Yes, I was! We were both in cadets together - it wasn't compulsory or anything. But picture me and Rihanna in combat boots and fatigues crawling through mud and things like that.

You had to order her around?
That's what drill sergeants do. We boss cadets around, we make them do push-ups... especially when they show up on the parade square late.

Next year, at the Grammys, you have to creep up behind her, blow a whistle and scream a command at her…
Yeah! ! I'll be like: "Get down and push 10 right now!"

These days how do your entourages compare? Do you have 45 people with you, too?
Oh no, it takes a while to get to that stage. Some artists are kind of over the top - but most of the time, you need that many people. You know, it's all crew and assistants. And then you get lonely on the road, just hanging out with people you work with, so sometimes you'll bring along a couple of friends so you don't go insane.

But it takes a while before you can even afford an entourage. You've got to feed all those people, find somewhere for them to stay. It's not cheap.

You've just finished touring with New Kids On The Block. Are you even old enough to remember them first time round?
Yeah! I had cousins that were really into them. Obsessively, unhealthily into them. And they had all the fanzines and posters, pins, buttons, you name it. So I had no choice but to know about New Kids On The Block.
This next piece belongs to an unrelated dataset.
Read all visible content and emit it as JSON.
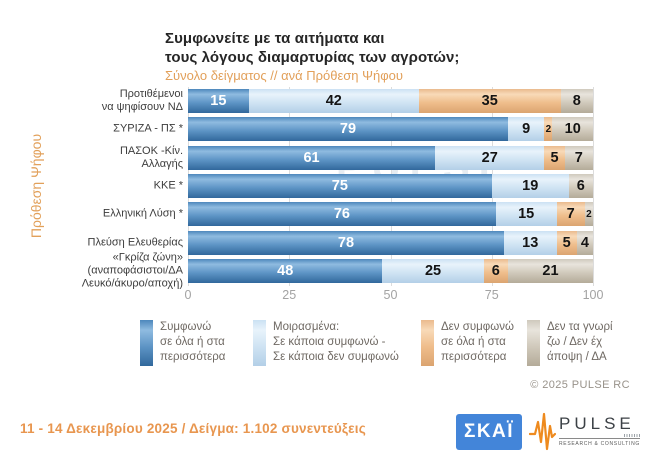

They must be seething with jealousy now.
Yeah, they are. I told them and they said: "We hate you."

Shontelle at the Grammy Awards
The star's album was recorded in New York, Atlanta, LA and Barbados

What's the story behind your single, T-Shirt?
Every girl, every woman at some point in her life meets that guy that has such an effect on her that, if he's not around, she doesn't want to see her friends, or take time to get dressed and go out.
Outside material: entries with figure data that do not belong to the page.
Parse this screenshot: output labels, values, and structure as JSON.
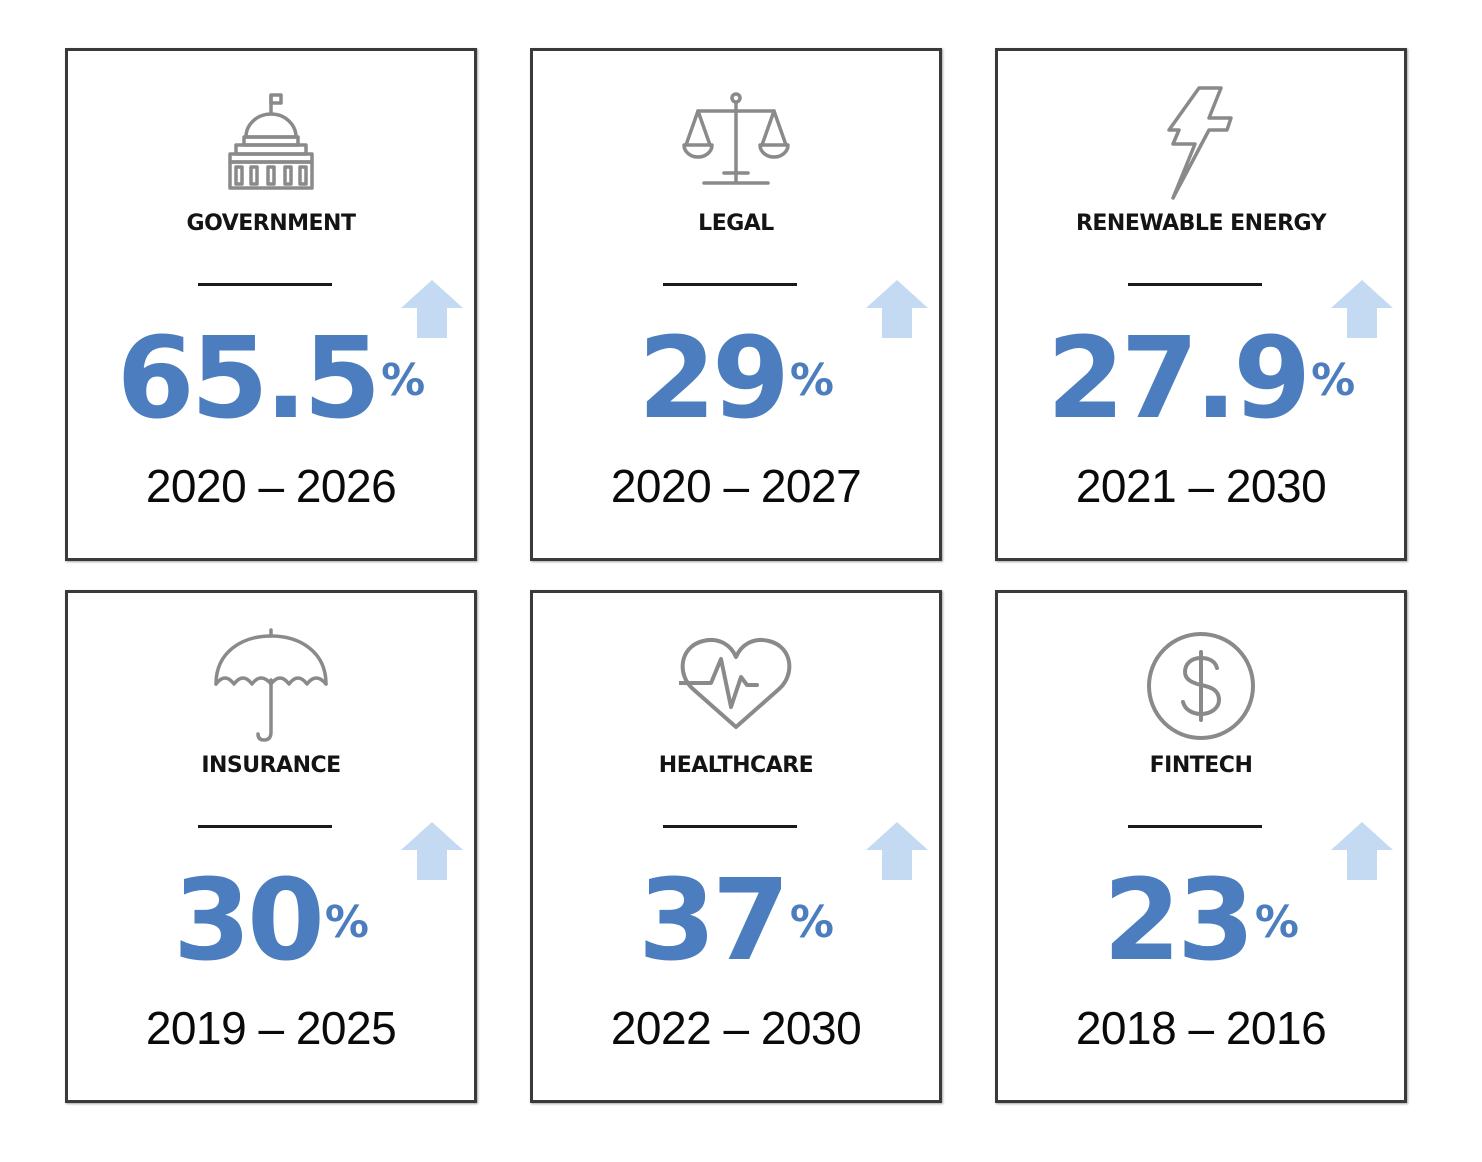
{
  "colors": {
    "accent": "#4c7ebf",
    "arrow": "#c4daf3",
    "icon_stroke": "#8a8a8a",
    "border": "#3a3a3a"
  },
  "cards": [
    {
      "label": "GOVERNMENT",
      "icon": "government-building-icon",
      "value": "65.5",
      "unit": "%",
      "period": "2020 – 2026"
    },
    {
      "label": "LEGAL",
      "icon": "scales-of-justice-icon",
      "value": "29",
      "unit": "%",
      "period": "2020 – 2027"
    },
    {
      "label": "RENEWABLE ENERGY",
      "icon": "lightning-bolt-icon",
      "value": "27.9",
      "unit": "%",
      "period": "2021 – 2030"
    },
    {
      "label": "INSURANCE",
      "icon": "umbrella-icon",
      "value": "30",
      "unit": "%",
      "period": "2019 – 2025"
    },
    {
      "label": "HEALTHCARE",
      "icon": "heart-pulse-icon",
      "value": "37",
      "unit": "%",
      "period": "2022 – 2030"
    },
    {
      "label": "FINTECH",
      "icon": "dollar-coin-icon",
      "value": "23",
      "unit": "%",
      "period": "2018 – 2016"
    }
  ]
}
And all you want to do is sit at home with the guy's t-shirt on - because it smells like the guy, and you can put it on and cuddle up with it and pretend he's there.

Is the song about anyone in particular?
Not really. I knew that a lot of girls could relate to it.

When it came out in the US, I started getting women emailing me and saying: "Shontelle, I'm so happy you did that song." And their husband had just gone to Iraq, or their boyfriend was in college, or in hospital. There are so many different reasons why you would be separated from someone you're in love with.

And there were people who told me: "I wear my dad's shirt because I haven't seen him in so many years." I never thought it would touch so many people. And the song's even more special to me because of that.

You're quite unique, in that you're a pop star with an actual, real-life degree.
Yeah, up until the time I was putting my album together I was at the University of West Indies studying philosophy and law. I had my music, but you've got to have a plan B.

So, you're a straight-A student, you have a degree, you competed in sport for your country, you were an army cadet, you have a hit single. Is there anything you can't do?
I can't fly! But I might work on that.

Shontelle was talking to BBC News entertainment reporter Mark Savage. Her single, T-shirt, and album, Shontelligence, are out now on Universal records.